Grey's Anatomy star Ellen Pompeo has just renewed her contract for seasons 15 and 16 and become the highest paid dramatic actress on television. Quite a feat, but the actress has revealed it wasn't always so easy to negotiate the salary she wanted on the hit medical drama.

In an interview with The Hollywood Reporter, the actress said: "For me, Patrick [Dempsey] leaving the show [in 2015] was a defining moment, deal-wise. They could always use him as leverage against me — "We don't need you; we have Patrick" — which they did for years. I don't know if they also did that to him because he and I never discussed our deals."

Pompeo went on to say that she had in the past wanted to team up with Dempsey in salary negotiations but he didn't want to do that: "There were many times where I reached out about joining together to negotiate, but he was never interested in that. At one point, I asked for $5,000 more than him just on principle, because the show is Grey's Anatomy and I'm Meredith Grey.

"They wouldn't give it to me. And I could have walked away, so why didn't I? It's my show; I'm the number one. I'm sure I felt what a lot of these other actresses feel: Why should I walk away from a great part because of a guy? You feel conflicted but then you figure, "I'm not going to let a guy drive me out of my own house"."

Ellen's new deal means she earns more than $20 million a year — $575,000 per episode, a seven-figure signing bonus, back-end equity points on the series, as well as a producing credit on Grey’s, and an executive producing credit on the upcoming spin-off. On top of that, she has pilot commitments and office space for her Calamity Jane production company on Disney's Burbank lot.

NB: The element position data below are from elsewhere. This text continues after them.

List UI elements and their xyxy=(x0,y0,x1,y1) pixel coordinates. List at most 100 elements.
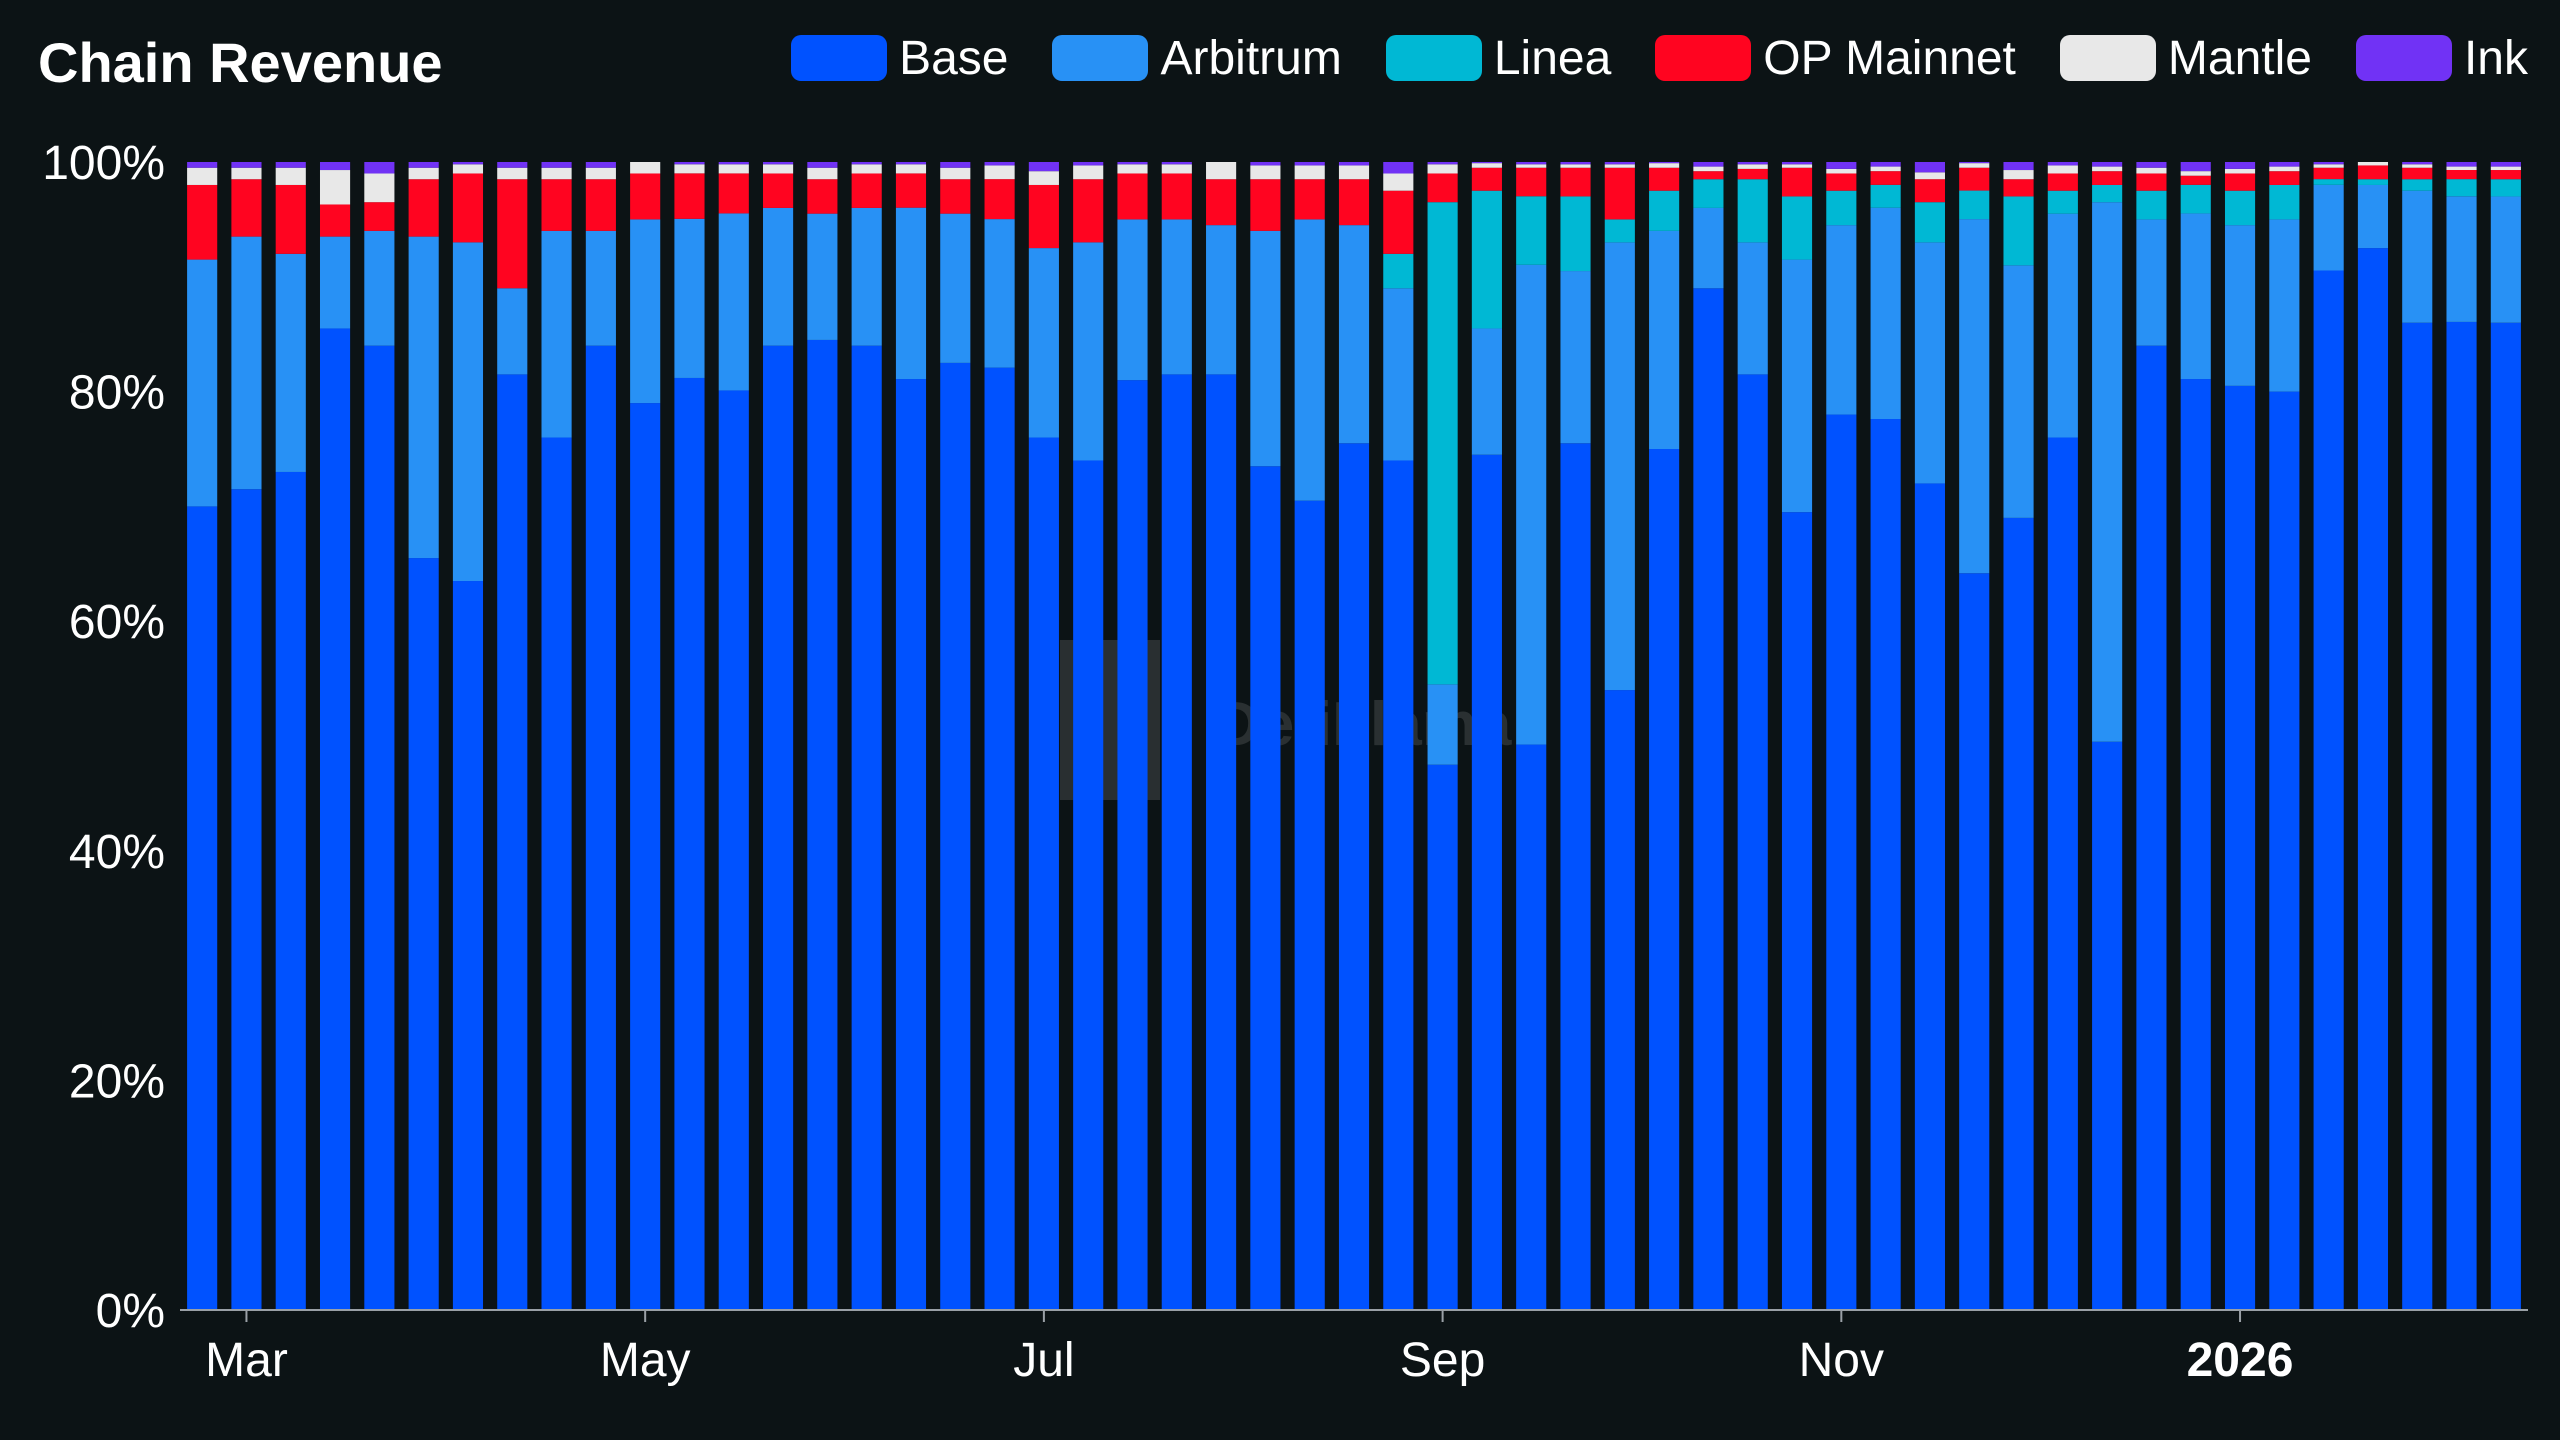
bar-segment-ink[interactable] xyxy=(851,162,882,165)
bar-segment-base[interactable] xyxy=(895,379,927,1310)
bar-segment-op-mainnet[interactable] xyxy=(1737,168,1768,180)
bar-segment-op-mainnet[interactable] xyxy=(1427,173,1458,203)
bar-segment-op-mainnet[interactable] xyxy=(630,173,661,220)
bar-segment-linea[interactable] xyxy=(1383,253,1414,289)
bar-segment-mantle[interactable] xyxy=(1383,173,1414,191)
bar-segment-op-mainnet[interactable] xyxy=(1826,173,1857,191)
bar-segment-base[interactable] xyxy=(319,328,351,1311)
bar-segment-ink[interactable] xyxy=(541,162,572,168)
bar-segment-op-mainnet[interactable] xyxy=(940,179,971,214)
bar-segment-base[interactable] xyxy=(1516,744,1547,1310)
bar-segment-arbitrum[interactable] xyxy=(2490,196,2521,323)
bar-segment-linea[interactable] xyxy=(1781,196,1813,260)
bar-segment-ink[interactable] xyxy=(1560,162,1591,165)
bar-segment-mantle[interactable] xyxy=(1826,168,1857,174)
bar-segment-ink[interactable] xyxy=(1294,162,1325,166)
bar-segment-base[interactable] xyxy=(2446,321,2477,1310)
bar-segment-mantle[interactable] xyxy=(364,173,395,203)
bar-segment-op-mainnet[interactable] xyxy=(2047,173,2078,191)
bar-segment-ink[interactable] xyxy=(2402,162,2433,165)
bar-segment-mantle[interactable] xyxy=(408,167,439,180)
bar-segment-arbitrum[interactable] xyxy=(1427,684,1458,765)
bar-segment-mantle[interactable] xyxy=(319,170,351,205)
bar-segment-mantle[interactable] xyxy=(674,164,705,174)
bar-segment-mantle[interactable] xyxy=(718,164,749,174)
bar-segment-linea[interactable] xyxy=(2446,179,2477,197)
bar-segment-mantle[interactable] xyxy=(1206,162,1237,180)
bar-segment-base[interactable] xyxy=(2224,385,2256,1310)
bar-segment-arbitrum[interactable] xyxy=(1959,219,1990,574)
bar-segment-linea[interactable] xyxy=(2047,190,2078,214)
bar-segment-mantle[interactable] xyxy=(2092,166,2123,172)
bar-segment-op-mainnet[interactable] xyxy=(1870,171,1901,185)
bar-segment-linea[interactable] xyxy=(2402,179,2433,191)
bar-segment-linea[interactable] xyxy=(2490,179,2521,197)
bar-segment-base[interactable] xyxy=(497,374,528,1310)
bar-segment-base[interactable] xyxy=(1117,380,1148,1310)
bar-segment-ink[interactable] xyxy=(2047,162,2078,166)
bar-segment-ink[interactable] xyxy=(763,162,794,165)
bar-segment-mantle[interactable] xyxy=(1338,165,1370,180)
bar-segment-ink[interactable] xyxy=(1161,162,1192,165)
bar-segment-mantle[interactable] xyxy=(1649,163,1680,168)
bar-segment-base[interactable] xyxy=(2136,345,2167,1310)
bar-segment-base[interactable] xyxy=(1471,454,1502,1310)
bar-segment-ink[interactable] xyxy=(1870,162,1901,167)
bar-segment-mantle[interactable] xyxy=(2402,164,2433,168)
bar-segment-linea[interactable] xyxy=(1560,196,1591,272)
bar-segment-ink[interactable] xyxy=(408,162,439,168)
bar-segment-linea[interactable] xyxy=(1914,202,1945,243)
bar-segment-linea[interactable] xyxy=(1959,190,1990,220)
bar-segment-arbitrum[interactable] xyxy=(1161,219,1192,375)
bar-segment-base[interactable] xyxy=(1427,764,1458,1310)
bar-segment-op-mainnet[interactable] xyxy=(231,179,262,237)
bar-segment-base[interactable] xyxy=(1250,466,1281,1311)
bar-segment-base[interactable] xyxy=(2313,270,2344,1310)
bar-segment-base[interactable] xyxy=(2357,248,2389,1311)
bar-segment-op-mainnet[interactable] xyxy=(1117,173,1148,220)
bar-segment-base[interactable] xyxy=(408,558,439,1310)
bar-segment-op-mainnet[interactable] xyxy=(1604,167,1635,220)
legend-item-ink[interactable]: Ink xyxy=(2355,31,2528,86)
bar-segment-arbitrum[interactable] xyxy=(1826,225,1857,415)
bar-segment-arbitrum[interactable] xyxy=(275,253,306,472)
bar-segment-op-mainnet[interactable] xyxy=(2313,167,2344,180)
bar-segment-op-mainnet[interactable] xyxy=(364,202,395,231)
bar-segment-mantle[interactable] xyxy=(630,162,661,174)
bar-segment-ink[interactable] xyxy=(2490,162,2521,167)
bar-segment-linea[interactable] xyxy=(2003,196,2034,266)
bar-segment-mantle[interactable] xyxy=(2446,166,2477,170)
bar-segment-ink[interactable] xyxy=(187,162,218,168)
bar-segment-op-mainnet[interactable] xyxy=(2224,173,2256,191)
bar-segment-linea[interactable] xyxy=(2180,184,2211,214)
bar-segment-base[interactable] xyxy=(1914,483,1945,1310)
bar-segment-arbitrum[interactable] xyxy=(895,207,927,380)
bar-segment-base[interactable] xyxy=(984,367,1015,1310)
bar-segment-base[interactable] xyxy=(2180,379,2211,1310)
bar-segment-mantle[interactable] xyxy=(1161,164,1192,174)
bar-segment-ink[interactable] xyxy=(1427,162,1458,165)
bar-segment-ink[interactable] xyxy=(1028,162,1059,172)
bar-segment-ink[interactable] xyxy=(2269,162,2300,167)
bar-segment-arbitrum[interactable] xyxy=(2357,184,2389,249)
bar-segment-op-mainnet[interactable] xyxy=(674,173,705,219)
bar-segment-arbitrum[interactable] xyxy=(497,288,528,375)
bar-segment-linea[interactable] xyxy=(2357,179,2389,185)
bar-segment-linea[interactable] xyxy=(2269,184,2300,220)
bar-segment-op-mainnet[interactable] xyxy=(497,179,528,289)
bar-segment-base[interactable] xyxy=(1073,460,1104,1311)
bar-segment-mantle[interactable] xyxy=(1693,166,1724,172)
bar-segment-op-mainnet[interactable] xyxy=(1028,184,1059,249)
bar-segment-mantle[interactable] xyxy=(1250,165,1281,180)
bar-segment-mantle[interactable] xyxy=(231,167,262,180)
bar-segment-mantle[interactable] xyxy=(1471,163,1502,168)
bar-segment-arbitrum[interactable] xyxy=(1516,264,1547,745)
bar-segment-op-mainnet[interactable] xyxy=(452,173,484,243)
bar-segment-mantle[interactable] xyxy=(275,167,306,185)
bar-segment-base[interactable] xyxy=(1693,288,1724,1310)
bar-segment-arbitrum[interactable] xyxy=(718,213,749,391)
bar-segment-op-mainnet[interactable] xyxy=(2402,167,2433,180)
bar-segment-op-mainnet[interactable] xyxy=(541,179,572,231)
bar-segment-mantle[interactable] xyxy=(585,167,616,180)
bar-segment-mantle[interactable] xyxy=(1117,164,1148,174)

Pretty decent deal and Ellen was happy to talk about it with THR in the hope of setting an example for other women in Hollywood.

"I’m 48 now, so I’ve finally gotten to the place where I’m OK asking for what I deserve, which is something that comes only with age. Because I’m not the most ‘relevant’ actress out there. I know that’s the industry perception because I’ve been this character for 14 years. But the truth is, anybody can be good on a show season one and two. Can you be good 14 years later? Now, that’s a fuckin’ skill."